St. Louis. A smaller, crispy crust loaded with toppings, some would argue that the St. Louis pizza style has more in common with nachos than a pizza. If you like a light crust, a personal-sized pizza, and lots of toppings, the St. Louis style pizza is the right one for you!
Detroit. This pizza style uses the same dough as the Sicilian style but is distinguished by its topping and border. When preparing the Detroit style pizza, brick cheese from Wisconsin is sprinkled along the sides of the pan between the pan and the crust to make a very crunchy, ever-so-slightly charred crust. The sauce and cheese are also applied differently, with the cheese going on first and then the sauce.
New York. Probably the most famous pizza style, this pizza style is often seen in films and TV shows with actors consuming the wide wedged slices of New York-style pizza. The crust is crispy on the outside, the inside is soft and doughy, allowing pizza lovers to easily fold the large slices in half to eat more easily. Virtually any topping in any quantity works well on these oversized slices, and it only takes a few slices to fill up even the hungriest of pizza lovers!
Roman.
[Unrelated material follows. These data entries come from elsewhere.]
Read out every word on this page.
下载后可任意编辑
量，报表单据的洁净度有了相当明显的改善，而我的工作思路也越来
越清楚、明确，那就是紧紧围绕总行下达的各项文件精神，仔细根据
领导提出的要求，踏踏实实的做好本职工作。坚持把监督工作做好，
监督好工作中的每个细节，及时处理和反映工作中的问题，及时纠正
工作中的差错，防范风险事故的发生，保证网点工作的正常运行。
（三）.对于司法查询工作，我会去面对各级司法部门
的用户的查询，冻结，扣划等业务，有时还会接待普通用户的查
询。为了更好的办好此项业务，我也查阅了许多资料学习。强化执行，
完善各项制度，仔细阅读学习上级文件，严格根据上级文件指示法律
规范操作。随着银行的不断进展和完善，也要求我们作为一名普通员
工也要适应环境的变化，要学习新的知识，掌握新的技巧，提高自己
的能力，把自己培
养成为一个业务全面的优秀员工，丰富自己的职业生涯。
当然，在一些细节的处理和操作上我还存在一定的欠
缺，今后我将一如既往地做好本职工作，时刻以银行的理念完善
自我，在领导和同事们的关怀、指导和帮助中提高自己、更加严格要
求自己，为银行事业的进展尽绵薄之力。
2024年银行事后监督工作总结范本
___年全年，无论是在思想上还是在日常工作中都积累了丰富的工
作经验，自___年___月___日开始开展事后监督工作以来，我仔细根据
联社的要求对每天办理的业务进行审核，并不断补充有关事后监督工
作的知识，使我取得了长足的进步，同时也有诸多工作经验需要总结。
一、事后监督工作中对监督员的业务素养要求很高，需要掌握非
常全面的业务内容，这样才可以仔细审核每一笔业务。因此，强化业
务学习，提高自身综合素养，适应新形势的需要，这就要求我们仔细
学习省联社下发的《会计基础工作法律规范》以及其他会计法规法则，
Although this pizza style is relatively new to Americans, it’s not any less delicious! This pizza style features a long rectangular crust that is light and fluffy, but substantial enough to hold meat and cheeses without falling apart. The unique crust texture is created with a process called cold fermentation. During this process, the dough is refrigerated for up to 72 hours to slow the yeast fermentation process. When chilled, yeast takes longer to produce carbon dioxide and gluten has more time to develop, in turn creating a more complex gluten network. This leads to more carbon dioxide can be locked in while baking, meaning the end result is a lighter, more flavorful crust.
Bar Style. We saved our favorite for last! Though the origin of this type of pizza is disputed, bar-style pizza has been a fixture in the South Shore area for decades. The pizza is always personal sized and crispy. The cooking method is also different than other types of pizza. It is usually cooked in individual pans which gives the crust a cheesy char on the outside. You can find bar pizza throughout the Northeast but you don’t have to travel too far to get the best.